Earnings distribution tables


Labour market statistics and uprating scripts

The following scripts are in both the "LMDSA 2018" and "QLFS 2010" folders. They provide summary statistics on the earnings distribution, disaggregated by various sectors and industries, and employment levels in the population (as found by using the person weight).


This script produces output tables ("DataOUT/distribution_earnings_*.html") of labour market earnings quantiles and means, straight from the PALMS dataset. I originally intended on linking the output tables to a LaTeX document, but Andrew wanted to use Word for the first paper, so I then switched to producing HTML tables, which can be opened in Word.

Perhaps Excel output would have been fine; although I thought the tables were going to be for final publication not further analysis.

This script is called after loading the dataset in earnings_industry_<year>_base.R, earnings_industry_<year>_linear.R or earnings_industry_<year>_loglinear.R. The latter two datasets make adjustments what we consider appropriate for Social Accounting Matrix (SAM) analysis.


This script loads the normal PALMS dataset from one year, with imputed earnings values for outliers and refused responses. It splits up the services sector into public and private, and sets the base period of real earnings to 2020.


This script does the same as the base script above, and also:

  • Multiplies earnings levels in different industries upwards, as per Donaldson's calculations, explained in Donaldson and Horn's labour market statistics paper.

  • Increases the weight for mining, as the mining sector is underrepresented in the QLFS survey. Also, prior to 2015 the person weight for agriculture should be about 20% higher, as there is a discontinuity in the series.


This script also increases earnings levels by industry, but on a log-linear scale (by exponentiating the earnings levels). These parameters are optimized so that the mean earnings in each industry are the same as the linear uprating as in the previous script.

The weight for mining is increased in the same way as the previous script, and the weight for agriculture is also made 20% higher than the normal PALMS dataset for years prior to 2015.


This script runs "Common Scripts/Excel_earnings_deciles_sectors.do". It outputs Excel tables in "DataOUT/Earnings quantiles (Excel)" which show the deciles of the earnings distribution, as the total, and disaggregated by public/private sector, formal/informal sector, industry, UIF-contributors, and employers versus employees.

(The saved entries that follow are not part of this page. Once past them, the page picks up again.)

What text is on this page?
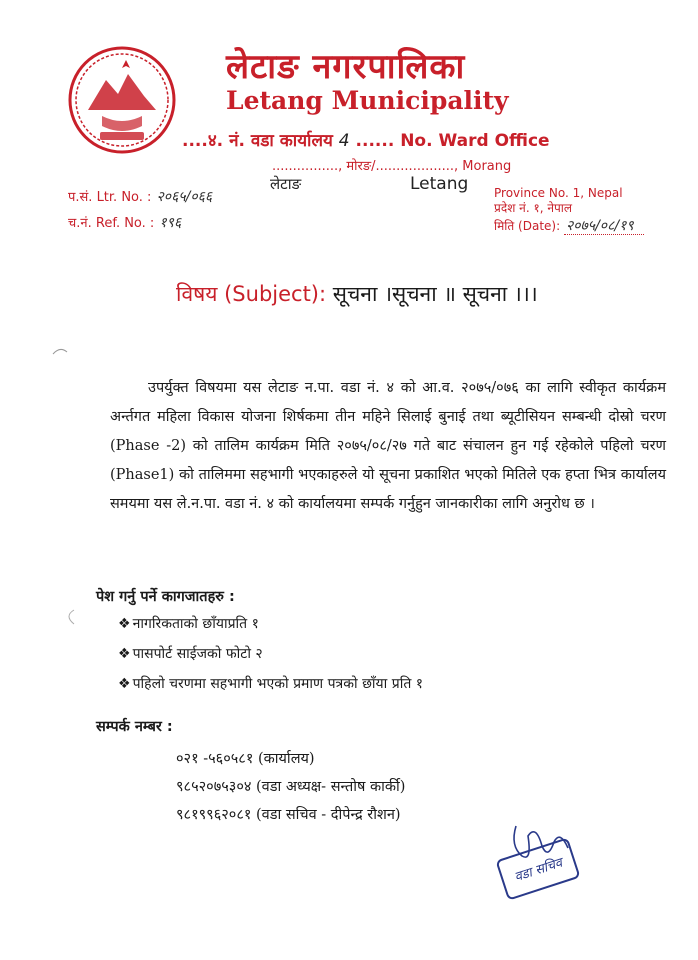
लेटाङ नगरपालिका
Letang Municipality
....४. नं. वडा कार्यालय 4 ...... No. Ward Office
................, मोरङ/..................., Morang
लेटाङ	Letang
प.सं. Ltr. No. : २०६५/०६६
च.नं. Ref. No. : १९६
Province No. 1, Nepal
प्रदेश नं. १, नेपाल
मिति (Date): २०७५/०८/१९
विषय (Subject): सूचना ।सूचना ॥ सूचना ।।।
उपर्युक्त विषयमा यस लेटाङ न.पा. वडा नं. ४ को आ.व. २०७५/०७६ का लागि स्वीकृत कार्यक्रम अर्न्तगत महिला विकास योजना शिर्षकमा तीन महिने सिलाई बुनाई तथा ब्यूटीसियन सम्बन्धी दोस्रो चरण (Phase -2) को तालिम कार्यक्रम मिति २०७५/०८/२७ गते बाट संचालन हुन गई रहेकोले पहिलो चरण (Phase1) को तालिममा सहभागी भएकाहरुले यो सूचना प्रकाशित भएको मितिले एक हप्ता भित्र कार्यालय समयमा यस ले.न.पा. वडा नं. ४ को कार्यालयमा सम्पर्क गर्नुहुन जानकारीका लागि अनुरोध छ ।
पेश गर्नु पर्ने कागजातहरु :
❖ नागरिकताको छाँयाप्रति १
❖ पासपोर्ट साईजको फोटो २
❖ पहिलो चरणमा सहभागी भएको प्रमाण पत्रको छाँया प्रति १
सम्पर्क नम्बर :
०२१ -५६०५८१ (कार्यालय)
९८५२०७५३०४ (वडा अध्यक्ष- सन्तोष कार्की)
९८१९९६२०८१ (वडा सचिव - दीपेन्द्र रौशन)
वडा सचिव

Tables (means of tenths).do

This script runs "Common Scripts/Excel_earnings_tenths_sectors.do". It is similar to the previous script, but it shows the mean earnings level within each tenth of the distribution. It outputs Excel tables in "DataOUT/Mean earnings of tenths (Excel)". This is what we base our Excel simulations on, and these summary distributions can be used to check the means from the earnings_industry R scripts.

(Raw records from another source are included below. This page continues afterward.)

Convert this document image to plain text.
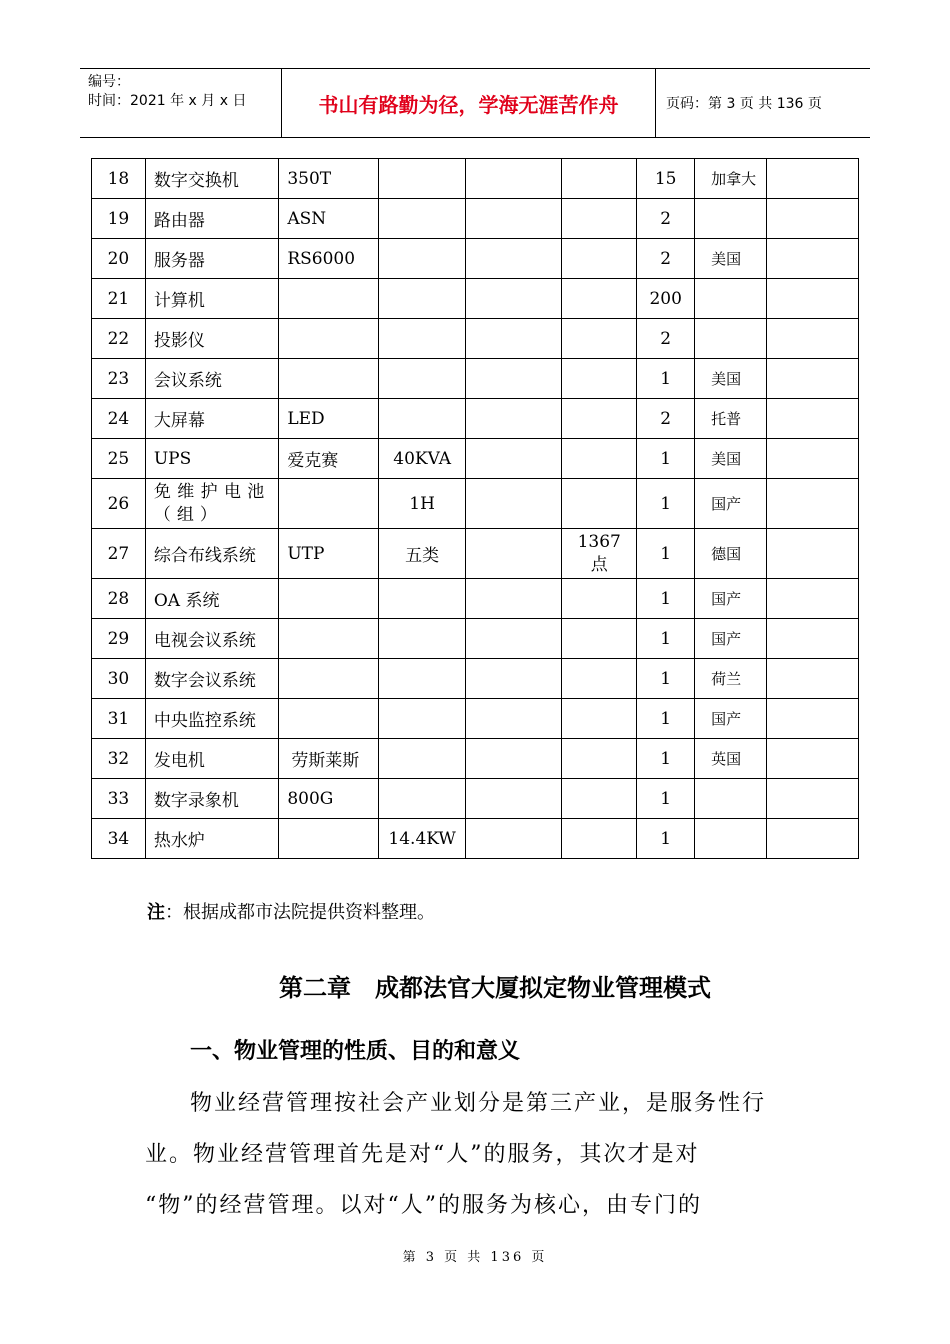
编号：
时间：2021 年 x 月 x 日	书山有路勤为径，学海无涯苦作舟	页码：第 3 页 共 136 页
18	数字交换机	350T				15	加拿大	
19	路由器	ASN				2		
20	服务器	RS6000				2	美国	
21	计算机					200		
22	投影仪					2		
23	会议系统					1	美国	
24	大屏幕	LED				2	托普	
25	UPS	爱克赛	40KVA			1	美国	
26	免维护电池（组）		1H			1	国产	
27	综合布线系统	UTP	五类		1367点	1	德国	
28	OA 系统					1	国产	
29	电视会议系统					1	国产	
30	数字会议系统					1	荷兰	
31	中央监控系统					1	国产	
32	发电机	劳斯莱斯				1	英国	
33	数字录象机	800G				1		
34	热水炉		14.4KW			1		
注：根据成都市法院提供资料整理。
第二章　成都法官大厦拟定物业管理模式
一、物业管理的性质、目的和意义
物业经营管理按社会产业划分是第三产业，是服务性行
业。物业经营管理首先是对“人”的服务，其次才是对
“物”的经营管理。以对“人”的服务为核心，由专门的
第 3 页 共 136 页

LMDSA 2018/Scripts/social-insurance-simulation

app.R is the source code for the web app.


The main output files are described above, although there are two more important data files to mention here.

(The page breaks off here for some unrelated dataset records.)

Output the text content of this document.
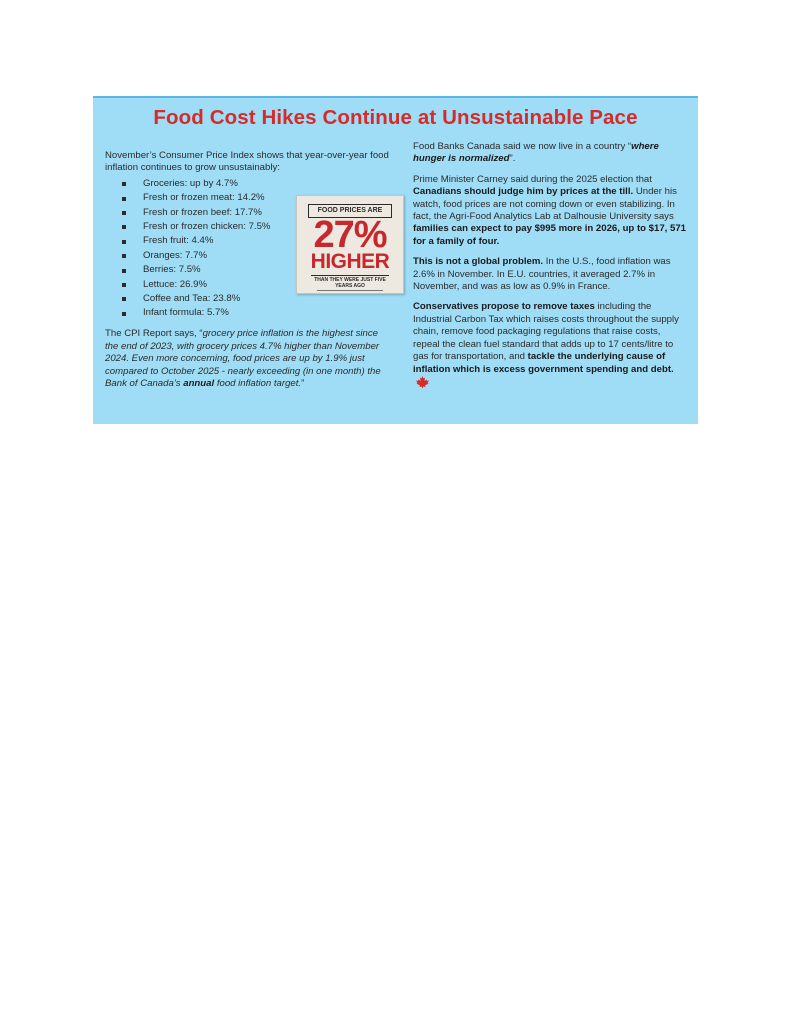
Food Cost Hikes Continue at Unsustainable Pace

November’s Consumer Price Index shows that year-over-year food inflation continues to grow unsustainably:

Groceries: up by 4.7%
Fresh or frozen meat: 14.2%
Fresh or frozen beef: 17.7%
Fresh or frozen chicken: 7.5%
Fresh fruit: 4.4%
Oranges: 7.7%
Berries: 7.5%
Lettuce: 26.9%
Coffee and Tea: 23.8%
Infant formula: 5.7%
FOOD PRICES ARE
27%
HIGHER
THAN THEY WERE JUST FIVE YEARS AGO
The CPI Report says, “grocery price inflation is the highest since the end of 2023, with grocery prices 4.7% higher than November 2024. Even more concerning, food prices are up by 1.9% just compared to October 2025 - nearly exceeding (in one month) the Bank of Canada’s annual food inflation target.”

Food Banks Canada said we now live in a country “where hunger is normalized”.

Prime Minister Carney said during the 2025 election that Canadians should judge him by prices at the till. Under his watch, food prices are not coming down or even stabilizing. In fact, the Agri-Food Analytics Lab at Dalhousie University says families can expect to pay $995 more in 2026, up to $17, 571 for a family of four.

This is not a global problem. In the U.S., food inflation was 2.6% in November. In E.U. countries, it averaged 2.7% in November, and was as low as 0.9% in France.

Conservatives propose to remove taxes including the Industrial Carbon Tax which raises costs throughout the supply chain, remove food packaging regulations that raise costs, repeal the clean fuel standard that adds up to 17 cents/litre to gas for transportation, and tackle the underlying cause of inflation which is excess government spending and debt.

PALMS with imputed earnings and UIF.dta

This is the dataset we use for the Excel earnings distribution files, in our Stata scripts that are presented above. It is the result of "imputation.do" before the following two lines are run

drop if realearnings==0

keep if isuif==1 & realearnings<.

Where isuif is our UIF dummy with imputations. The next data file is then saved:


This focuses on the distribution of earnings for those that contribute to the UIF. We use this file (with only several variables selected) in the Shiny social insurance web app.